Il balletto è voluto essere un tributo alla memoria di Maurice Béjart ed ha attraversato varie danze di origine popolare fino a quelle di carattere più classico e perfino operistico “Nessun dorma” da Turandor, “Và pensiero” dal Nabucco di Verdi al “Te Deum” di Charpentier per finire con il “Bolero” di Maurice Ravel.
Raffaele Paganini, Emanuela Bianchini e Simona De Nittis hanno messo in campo una grande controllo tecnico, potenza muscolare, perfetta coordinazione e seducente armonia di movenza, confermando le alte doti di grandi professionisti quali essi sono. Altrettanto validi i bravi Claudia Cavalli, Ilaria Palmieri, Ivana Cibin, Alessia Goiustolisi, Ilaria Nigri, Vito Cassano, Salvatore Addis, Nicola Palmas che hanno dato vita ad una plasticità di movenze di completa eleganza e compostezza. Di particolare originalità e suggestione la regia e coreografie di Mvuta Sungani
L'edizione di Cavalleria Rusticana proposta al Teatro Antico di Taormina si è avvalsa della efficiente regia di Patricia Panton. Dotata di estrosa creatività l'artista è riuscita a creare una forte sinergia fra palcoscenico e golfo mistico in un potenziamento reciproco e vantaggioso per entrambi. A tale tempismo non è stata affatto estranea la direzione dell'orchestra di Keri-Lynn Wilson, sempre precisa, attenta, oculata e scrupolosa nella lettura della non certo facile partitura dell'opera.

Incontestabile la bellezza, lo splendore e la spettacolare attrattiva delle scene e dei costumi di Francesca Cannavò, questi ultimi forse fin troppo splendidi per un dramma della gelosia che si svolge non a Piana degli Albanesi ma a Vizzini, paese nei pressi della piana di Catania.
Chiara Taigi è stata una straordinaria Santuzza rivelando un'aderenza emotiva quasi totale al personaggio scenico, manifestando una perfetta dizione oltre ad una sicura maestria nella resa vocale: rilevante la sua nonchalance nel dominio pieno della sua non agevole tessitura.

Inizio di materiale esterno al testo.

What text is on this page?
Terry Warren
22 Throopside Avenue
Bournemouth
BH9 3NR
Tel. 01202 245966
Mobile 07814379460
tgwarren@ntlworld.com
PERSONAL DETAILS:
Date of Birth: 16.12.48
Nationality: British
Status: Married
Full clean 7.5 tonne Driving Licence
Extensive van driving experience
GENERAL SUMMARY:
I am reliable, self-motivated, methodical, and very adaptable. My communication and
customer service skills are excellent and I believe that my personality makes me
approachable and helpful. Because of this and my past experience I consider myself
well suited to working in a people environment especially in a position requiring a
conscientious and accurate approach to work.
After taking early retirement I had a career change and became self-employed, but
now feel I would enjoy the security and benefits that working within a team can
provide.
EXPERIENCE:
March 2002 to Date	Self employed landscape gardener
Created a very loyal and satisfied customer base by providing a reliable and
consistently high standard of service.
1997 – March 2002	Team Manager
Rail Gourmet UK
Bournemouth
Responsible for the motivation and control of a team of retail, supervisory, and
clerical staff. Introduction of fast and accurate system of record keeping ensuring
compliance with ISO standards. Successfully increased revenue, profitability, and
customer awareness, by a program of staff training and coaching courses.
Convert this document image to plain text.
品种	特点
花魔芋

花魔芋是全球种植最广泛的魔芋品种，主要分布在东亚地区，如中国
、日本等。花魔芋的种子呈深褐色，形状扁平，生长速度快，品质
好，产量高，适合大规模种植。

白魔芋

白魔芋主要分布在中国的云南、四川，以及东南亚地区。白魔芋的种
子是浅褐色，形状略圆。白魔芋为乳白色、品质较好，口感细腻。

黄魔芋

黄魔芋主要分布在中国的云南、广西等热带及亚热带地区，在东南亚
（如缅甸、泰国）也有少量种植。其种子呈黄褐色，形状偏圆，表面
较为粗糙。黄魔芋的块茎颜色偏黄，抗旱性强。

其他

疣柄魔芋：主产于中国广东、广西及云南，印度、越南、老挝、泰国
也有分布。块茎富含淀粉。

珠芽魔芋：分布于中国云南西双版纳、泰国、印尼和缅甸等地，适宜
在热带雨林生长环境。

Sonia Zaramella ha saputo cogliere i tratti essenziali di Lola, mettendo in campo una buona, calda e salda vocalità. Altrettanto capace e sicura nella resa vocale è stata Emy Spadaro nella parte di mamma Lucia. Dario Balzanelli (Turiddu) e Marcello Guzzo (Alfio) pur possedendo entrambi un'eccellente presenza scenica non sono riusciti, da un punto di vista vocale ad oltrepassare, forse perché non molto in voce o forse a causa dell'eccessiva umidità presente, un'accettabile aurea mediocritas senza infamia e senza lode.
L'orchestra del Teatro Vittorio Emanuele di Messina ed il coro Francesco Cilea di Reggio Calabria hanno assolto al loro compito con cura e professionalità. Di particolare fascino e magnetismo il disegno delle luci dell'estroso Lorenzo Tropea.